In 1969, at its peak in sales, Ling-Temco-Vought reported a loss of $70 million (it had earned $124 million before taxes and interest, but interest charges were $122 million, swallowing up nearly all the profits; additional taxes and special items caused further losses).
Over the next few years, the stock price fell from its peak by over 95%.
(Shortform note: Graham doesn’t comment on the company’s fundamental business issues.
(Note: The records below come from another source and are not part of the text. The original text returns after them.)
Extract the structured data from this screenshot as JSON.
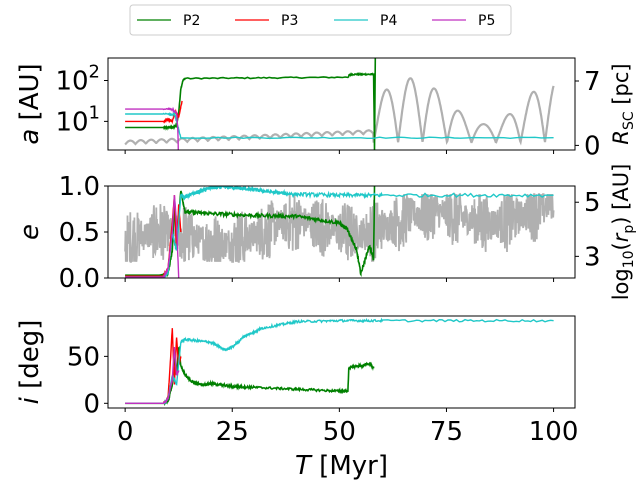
{
  "chart_data": {
    "type": "line",
    "legend": {
      "placement": "top-center",
      "entries": [
        {
          "name": "P2",
          "color": "#008000"
        },
        {
          "name": "P3",
          "color": "#ff0000"
        },
        {
          "name": "P4",
          "color": "#20c8c8"
        },
        {
          "name": "P5",
          "color": "#c030c0"
        }
      ]
    },
    "x_axis": {
      "label_var": "T",
      "label_unit": " [Myr]",
      "range": [
        -4,
        105
      ],
      "ticks": [
        "0",
        "25",
        "50",
        "75",
        "100"
      ],
      "tick_values": [
        0,
        25,
        50,
        75,
        100
      ]
    },
    "cluster_color": "#b0b0b0",
    "panels": [
      {
        "name": "semi-major-axis",
        "ylabel_var": "a",
        "ylabel_unit": " [AU]",
        "scale": "log",
        "ylim_log10": [
          0.3,
          2.55
        ],
        "yticks": [
          {
            "base": "10",
            "exp": "1",
            "value_log10": 1
          },
          {
            "base": "10",
            "exp": "2",
            "value_log10": 2
          }
        ],
        "right_axis": {
          "label_var": "R",
          "label_sub": "SC",
          "label_unit": " [pc]",
          "range": [
            -0.5,
            9.5
          ],
          "ticks": [
            "0",
            "7"
          ],
          "tick_values": [
            0,
            7
          ]
        },
        "series": [
          {
            "name": "P2",
            "t": [
              0,
              8,
              10,
              11,
              12,
              12.5,
              13,
              13.5,
              14,
              52,
              52.5,
              58,
              58.2,
              58.4
            ],
            "y": [
              0.85,
              0.85,
              0.85,
              0.85,
              0.9,
              1.2,
              1.8,
              2.0,
              2.05,
              2.08,
              2.15,
              2.15,
              0.3,
              2.55
            ]
          },
          {
            "name": "P3",
            "t": [
              0,
              9,
              10,
              11,
              11.8,
              12.5,
              13,
              13.3
            ],
            "y": [
              1.0,
              1.0,
              1.05,
              1.0,
              1.25,
              1.1,
              1.35,
              1.5
            ]
          },
          {
            "name": "P4",
            "t": [
              0,
              10,
              11,
              11.5,
              12,
              12.5,
              13,
              100
            ],
            "y": [
              1.18,
              1.18,
              1.15,
              1.2,
              1.0,
              0.8,
              0.6,
              0.6
            ]
          },
          {
            "name": "P5",
            "t": [
              0,
              10,
              11,
              12,
              12.3,
              12.4
            ],
            "y": [
              1.3,
              1.3,
              1.3,
              1.2,
              0.8,
              0.3
            ]
          }
        ]
      },
      {
        "name": "eccentricity",
        "ylabel_var": "e",
        "ylabel_unit": "",
        "scale": "linear",
        "ylim": [
          0,
          1.0
        ],
        "yticks": [
          "0.0",
          "0.5",
          "1.0"
        ],
        "ytick_values": [
          0,
          0.5,
          1.0
        ],
        "right_axis": {
          "label": "log10(rp) [AU]",
          "range": [
            2.2,
            5.6
          ],
          "ticks": [
            "3",
            "5"
          ],
          "tick_values": [
            3,
            5
          ]
        },
        "series": [
          {
            "name": "P2",
            "t": [
              0,
              8,
              10,
              11,
              11.5,
              12,
              13,
              14,
              20,
              30,
              40,
              50,
              52,
              54,
              55,
              56,
              57,
              58,
              58.2
            ],
            "y": [
              0.03,
              0.03,
              0.05,
              0.3,
              0.8,
              0.4,
              0.95,
              0.72,
              0.7,
              0.68,
              0.67,
              0.6,
              0.52,
              0.3,
              0.05,
              0.2,
              0.35,
              0.2,
              1.0
            ]
          },
          {
            "name": "P3",
            "t": [
              0,
              9,
              10,
              11,
              11.5,
              12,
              12.5,
              13
            ],
            "y": [
              0.02,
              0.02,
              0.1,
              0.6,
              0.9,
              0.3,
              0.8,
              0.5
            ]
          },
          {
            "name": "P4",
            "t": [
              0,
              9,
              10,
              11,
              12,
              13,
              14,
              16,
              18,
              20,
              23,
              26,
              30,
              35,
              40,
              50,
              60,
              100
            ],
            "y": [
              0.01,
              0.01,
              0.05,
              0.5,
              0.3,
              0.9,
              0.88,
              0.92,
              0.95,
              0.98,
              0.99,
              0.98,
              0.96,
              0.93,
              0.91,
              0.9,
              0.9,
              0.9
            ]
          },
          {
            "name": "P5",
            "t": [
              0,
              9,
              10,
              11,
              11.5,
              12,
              12.5
            ],
            "y": [
              0.01,
              0.01,
              0.1,
              0.5,
              0.9,
              0.6,
              0.0
            ]
          }
        ]
      },
      {
        "name": "inclination",
        "ylabel_var": "i",
        "ylabel_unit": " [deg]",
        "scale": "linear",
        "ylim": [
          -5,
          93
        ],
        "yticks": [
          "0",
          "50"
        ],
        "ytick_values": [
          0,
          50
        ],
        "series": [
          {
            "name": "P2",
            "t": [
              0,
              9,
              10,
              11,
              11.5,
              12,
              12.5,
              13,
              14,
              15,
              16,
              18,
              20,
              25,
              30,
              40,
              50,
              52,
              52.2,
              55,
              57,
              58
            ],
            "y": [
              0,
              0,
              2,
              20,
              50,
              30,
              60,
              40,
              30,
              25,
              22,
              20,
              21,
              18,
              17,
              15,
              13,
              13,
              38,
              40,
              42,
              38
            ]
          },
          {
            "name": "P3",
            "t": [
              0,
              9,
              10,
              10.5,
              11,
              11.5,
              12,
              12.5,
              13
            ],
            "y": [
              0,
              0,
              5,
              40,
              80,
              20,
              70,
              40,
              50
            ]
          },
          {
            "name": "P4",
            "t": [
              0,
              9,
              10,
              11,
              12,
              13,
              14,
              20,
              22,
              23.5,
              25,
              28,
              32,
              40,
              50,
              60,
              100
            ],
            "y": [
              0,
              0,
              5,
              30,
              20,
              65,
              68,
              65,
              60,
              57,
              60,
              72,
              80,
              87,
              88,
              88,
              88
            ]
          },
          {
            "name": "P5",
            "t": [
              0,
              9,
              10,
              11,
              11.5,
              12,
              12.5
            ],
            "y": [
              0,
              0,
              5,
              25,
              60,
              30,
              35
            ]
          }
        ]
      }
    ]
  }
}
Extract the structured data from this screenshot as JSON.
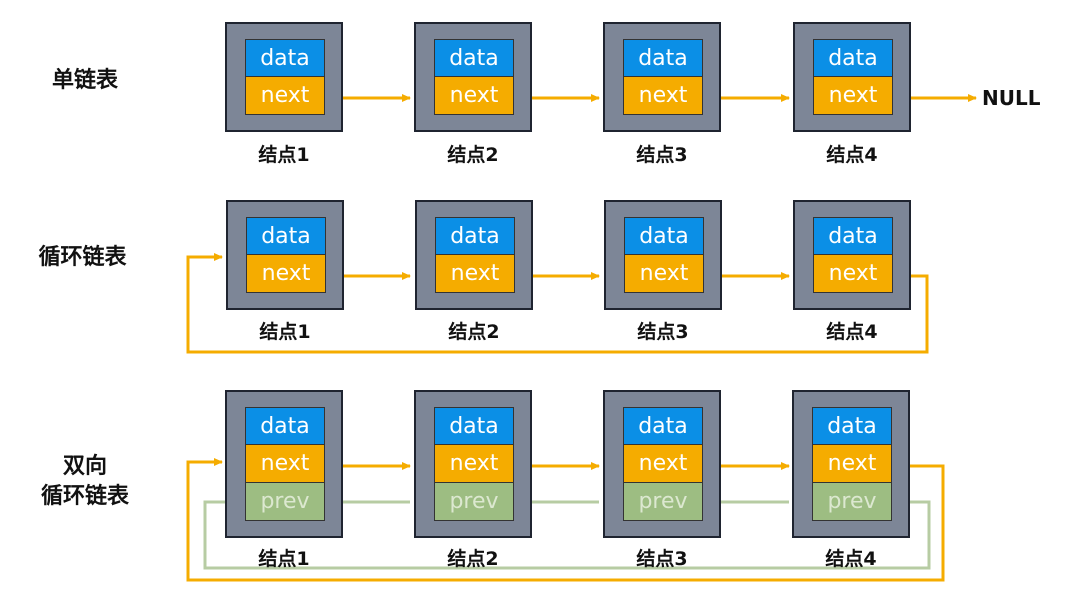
{
  "rows": [
    {
      "label": "单链表",
      "label_lines": [
        "单链表"
      ]
    },
    {
      "label": "循环链表",
      "label_lines": [
        "循环链表"
      ]
    },
    {
      "label": "双向循环链表",
      "label_lines": [
        "双向",
        "循环链表"
      ]
    }
  ],
  "node_fields": {
    "data": "data",
    "next": "next",
    "prev": "prev"
  },
  "node_names": [
    "结点1",
    "结点2",
    "结点3",
    "结点4"
  ],
  "null_text": "NULL",
  "colors": {
    "data": "#0b8fe6",
    "next": "#f5ac00",
    "prev": "#9dbd82",
    "box": "#7d8697",
    "arrow_next": "#f5ac00",
    "arrow_prev": "#b7cca3"
  }
}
It appears Ling-Temco-Vought suffered from:
- A general market downturn in 1970
- Investors’ realization that its acquired companies weren’t growing any faster as part of the conglomerate than before they were acquired, thus weakening the conglomeration strategy
- Antitrust concerns of conglomerates)
Archetype 3: A Tiny Company Swallows a Giant
This third investment case study shows what can go wrong when a large company takes over a smaller one.
NVF and Sharon Steel
In 1968, NVF, a company with $31 million in sales, acquired a company seven times its size: Sharon Steel Corp, a company with $219 million in sales.
To fund this acquisition, NVF issued $102 million of bonds with stock warrants attached. Warning signs then appeared:
- Its financial reporting showed incomprehensible entries relating to debt expenses, cost of investment in Sharon Steel, and fair market value of warrants. The overall effect was to disguise the severity of the debt and of the dilution from the stock warrants.
- The newly issued bonds soon traded at a steep discount (42 cents on the dollar), suggesting the market had deep concerns about its financial position.
- In 1969 Sharon Steel adjusted its calculations for pension costs and lowered depreciation rates, thus artificially boosting earnings by $1 per share.
(Shortform note: Graham doesn’t discuss the stock performance of NVF, but Sharon Steel began defaulting on debt in 1985 and filed for bankruptcy in 1987. The chairman of NVF, Victor Posner, was a famed “corporate raider” and pioneer of leveraged buyout and hostile takeover strategies.)
Archetype 4: An Illusory Company Riding a Speculative Wave
Finally, this last type of investment case study shows how stocks can damage company value.
eToys
In 1999, Internet retailer eToys went public at a valuation of $7.8 billion. It was a tiny company with sales of just $30 million and assets of $31 million; in comparison, Toys “R” Us was worth $2 billion less at $5.6 billion, with 70-fold more revenue ($2.1 billion) and total assets of $8 billion.
How did this make any sense? eToys showed an astounding growth rate of 4,261% in the past year. However, as Graham has cautioned us, smaller companies are able to grow at astounding rates that they cannot sustain (a 42-fold growth in revenue suggests eToys had just $700,000 in revenue the previous year).
Even worse, while it showed revenue of $30 million, eToys suffered a loss of an equal size, at $31 million—it was losing a dollar for every dollar it brought in.
In 2001, eToys filed for bankruptcy, and its stock fell from $86 per share to zero.